Mr Ashmore noted that earlier this year, Terra founder Do Kwon announced that bitcoin would be used as collateral in case of a scenario where large amounts of UST was sold off – a move that may have sealed its fate.

“This is key, and it was a massive oversight by Terra. It doesn’t make much sense to collateralise an asset (UST) with a highly volatile asset (BTC). It makes even less sense when those two assets are correlated to each other,” he said.

UST has collapsed as the crypto market falters. Picture: Invezz.com
UST has collapsed as the crypto market falters. Picture: Invezz.com

“On a day when bitcoin was crashing, the plan was to sell this crashing bitcoin to assuage the selling of UST and prop up the peg. Terra bought 37,000 bitcoins last Thursday, bringing their collateral kitty up to $US3.5 billion ($A5 billion).

“This means less than 20 per cent of UST’s $US18 billion ($A26 billion) market cap was collateralised. Their $US3.5 billion and 20 per cent collaterisation ratio soon became $US2.6 billion ($A3.7 billion) and 14 per cent collateral.

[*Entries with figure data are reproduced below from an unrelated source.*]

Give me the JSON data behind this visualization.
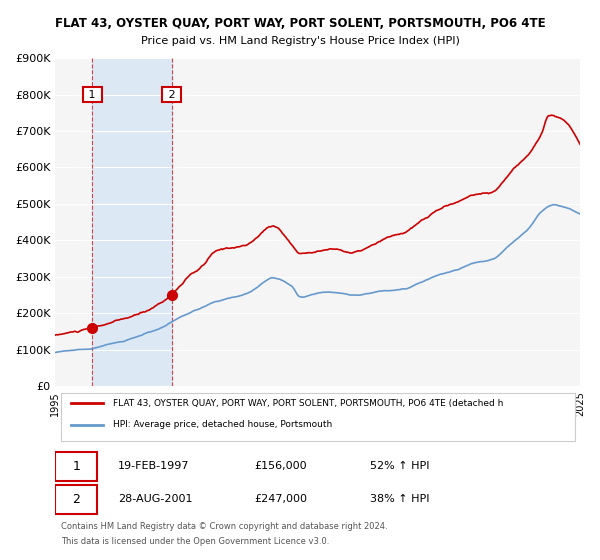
{
  "title": "FLAT 43, OYSTER QUAY, PORT WAY, PORT SOLENT, PORTSMOUTH, PO6 4TE",
  "subtitle": "Price paid vs. HM Land Registry's House Price Index (HPI)",
  "red_label": "FLAT 43, OYSTER QUAY, PORT WAY, PORT SOLENT, PORTSMOUTH, PO6 4TE (detached h",
  "blue_label": "HPI: Average price, detached house, Portsmouth",
  "sale1_date": "19-FEB-1997",
  "sale1_price": 156000,
  "sale1_hpi": "52% ↑ HPI",
  "sale2_date": "28-AUG-2001",
  "sale2_price": 247000,
  "sale2_hpi": "38% ↑ HPI",
  "footer1": "Contains HM Land Registry data © Crown copyright and database right 2024.",
  "footer2": "This data is licensed under the Open Government Licence v3.0.",
  "ylim": [
    0,
    900000
  ],
  "yticks": [
    0,
    100000,
    200000,
    300000,
    400000,
    500000,
    600000,
    700000,
    800000,
    900000
  ],
  "background_color": "#ffffff",
  "plot_bg_color": "#f5f5f5",
  "shaded_region_color": "#dce9f5",
  "grid_color": "#ffffff",
  "red_color": "#cc0000",
  "blue_color": "#6699cc",
  "sale1_x": 1997.12,
  "sale2_x": 2001.65
}
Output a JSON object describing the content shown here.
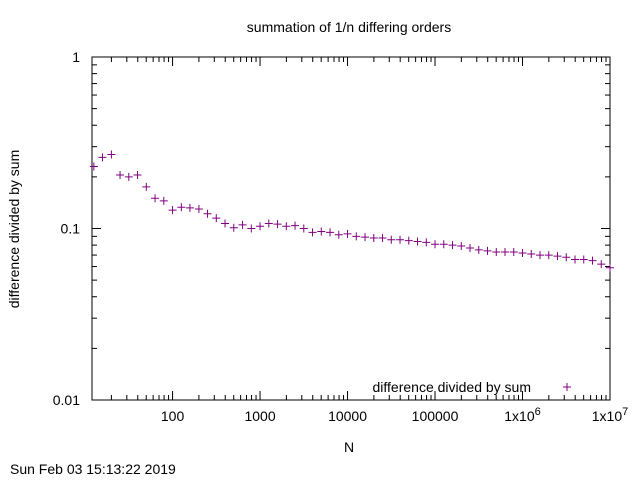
{
  "chart_data": {
    "type": "scatter",
    "title": "summation of 1/n differing orders",
    "xlabel": "N",
    "ylabel": "difference divided by sum",
    "xscale": "log",
    "yscale": "log",
    "xlim": [
      12,
      10000000
    ],
    "ylim": [
      0.01,
      1
    ],
    "x_ticks": [
      {
        "value": 100,
        "label": "100"
      },
      {
        "value": 1000,
        "label": "1000"
      },
      {
        "value": 10000,
        "label": "10000"
      },
      {
        "value": 100000,
        "label": "100000"
      },
      {
        "value": 1000000,
        "label": "1x10",
        "exp": "6"
      },
      {
        "value": 10000000,
        "label": "1x10",
        "exp": "7"
      }
    ],
    "y_ticks": [
      {
        "value": 0.01,
        "label": "0.01"
      },
      {
        "value": 0.1,
        "label": "0.1"
      },
      {
        "value": 1,
        "label": "1"
      }
    ],
    "legend_position": "bottom-right",
    "series": [
      {
        "name": "difference divided by sum",
        "color": "#800080",
        "marker": "+",
        "x": [
          12.6,
          15.8,
          20,
          25.1,
          31.6,
          39.8,
          50.1,
          63.1,
          79.4,
          100,
          126,
          158,
          200,
          251,
          316,
          398,
          501,
          631,
          794,
          1000,
          1259,
          1585,
          1995,
          2512,
          3162,
          3981,
          5012,
          6310,
          7943,
          10000,
          12589,
          15849,
          19953,
          25119,
          31623,
          39811,
          50119,
          63096,
          79433,
          100000,
          125893,
          158489,
          199526,
          251189,
          316228,
          398107,
          501187,
          630957,
          794328,
          1000000,
          1258925,
          1584893,
          1995262,
          2511886,
          3162278,
          3981072,
          5011872,
          6309573,
          7943282,
          10000000
        ],
        "y": [
          0.23,
          0.26,
          0.27,
          0.205,
          0.2,
          0.205,
          0.175,
          0.15,
          0.145,
          0.128,
          0.133,
          0.132,
          0.13,
          0.122,
          0.115,
          0.107,
          0.101,
          0.105,
          0.1,
          0.103,
          0.107,
          0.106,
          0.103,
          0.104,
          0.1,
          0.095,
          0.096,
          0.095,
          0.092,
          0.093,
          0.09,
          0.089,
          0.088,
          0.088,
          0.086,
          0.086,
          0.085,
          0.084,
          0.083,
          0.081,
          0.081,
          0.08,
          0.079,
          0.077,
          0.075,
          0.074,
          0.073,
          0.073,
          0.073,
          0.072,
          0.071,
          0.07,
          0.07,
          0.069,
          0.068,
          0.066,
          0.066,
          0.065,
          0.062,
          0.059
        ]
      }
    ]
  },
  "footer": {
    "timestamp": "Sun Feb 03 15:13:22 2019"
  }
}
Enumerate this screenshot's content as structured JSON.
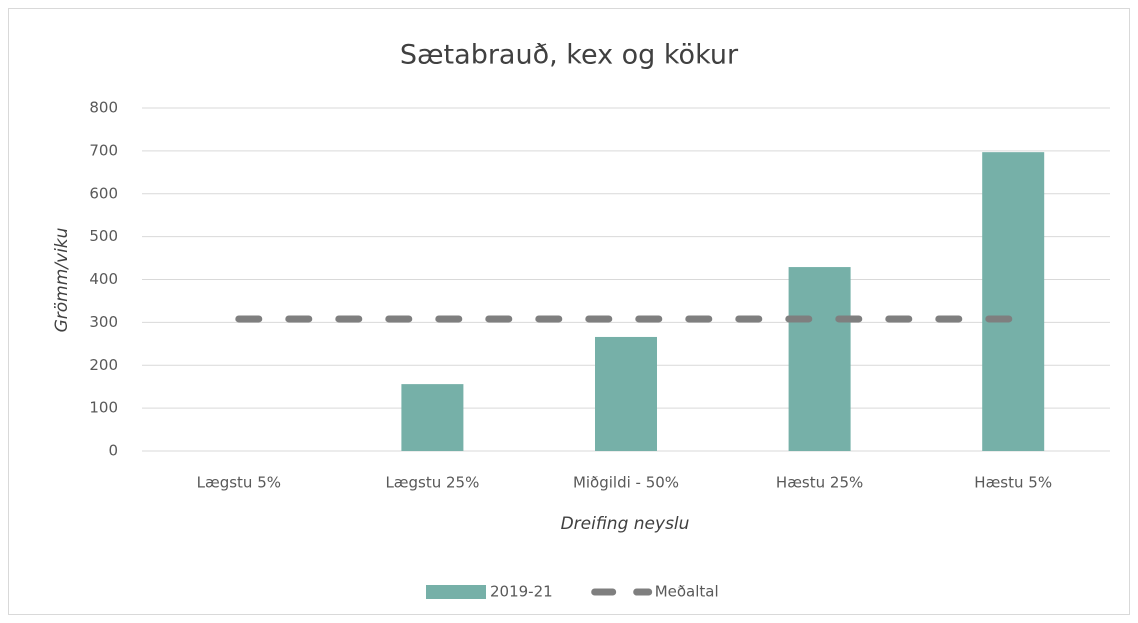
{
  "chart_data": {
    "type": "bar",
    "title": "Sætabrauð, kex og kökur",
    "y_axis_label": "Grömm/viku",
    "x_axis_label": "Dreifing neyslu",
    "categories": [
      "Lægstu 5%",
      "Lægstu 25%",
      "Miðgildi - 50%",
      "Hæstu 25%",
      "Hæstu 5%"
    ],
    "series": [
      {
        "name": "2019-21",
        "type": "bar",
        "color": "#76b0a8",
        "values": [
          0,
          156,
          266,
          429,
          697
        ]
      },
      {
        "name": "Meðaltal",
        "type": "line",
        "dashed": true,
        "color": "#7f7f7f",
        "values": [
          308,
          308,
          308,
          308,
          308
        ]
      }
    ],
    "ylim": [
      0,
      800
    ],
    "yticks": [
      0,
      100,
      200,
      300,
      400,
      500,
      600,
      700,
      800
    ],
    "grid": true,
    "legend": "bottom"
  }
}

“This, of course, causes further fear and panic, further selling, and further fear. And on we go. That’s how you get the peg collapsing, contagion and mass meltdown.”

Industry ‘will recover’

However, many experts – such as Balmoral Digital co-founder and portfolio manager Jesse Smythe – are certain crypto will “rebuild and recover”.

In a statement, Mr Smythe said confidence had been “hit hard” and that there were some “severe strains” on the system.

But he said the market would bounce back.

“We have seen really severe volatility in crypto before. One of the industry’s catchcries is ‘Hold on For Dear Life’ for that reason,” he said.

“Ultimately markets are made up of people, people get emotional and that can result in savage bear markets even in the safest investment grade bond markets.

“Crypto is a very young asset class. It is incredible what has been achieved already in such a short space and it will continue to evolve and get better and better.”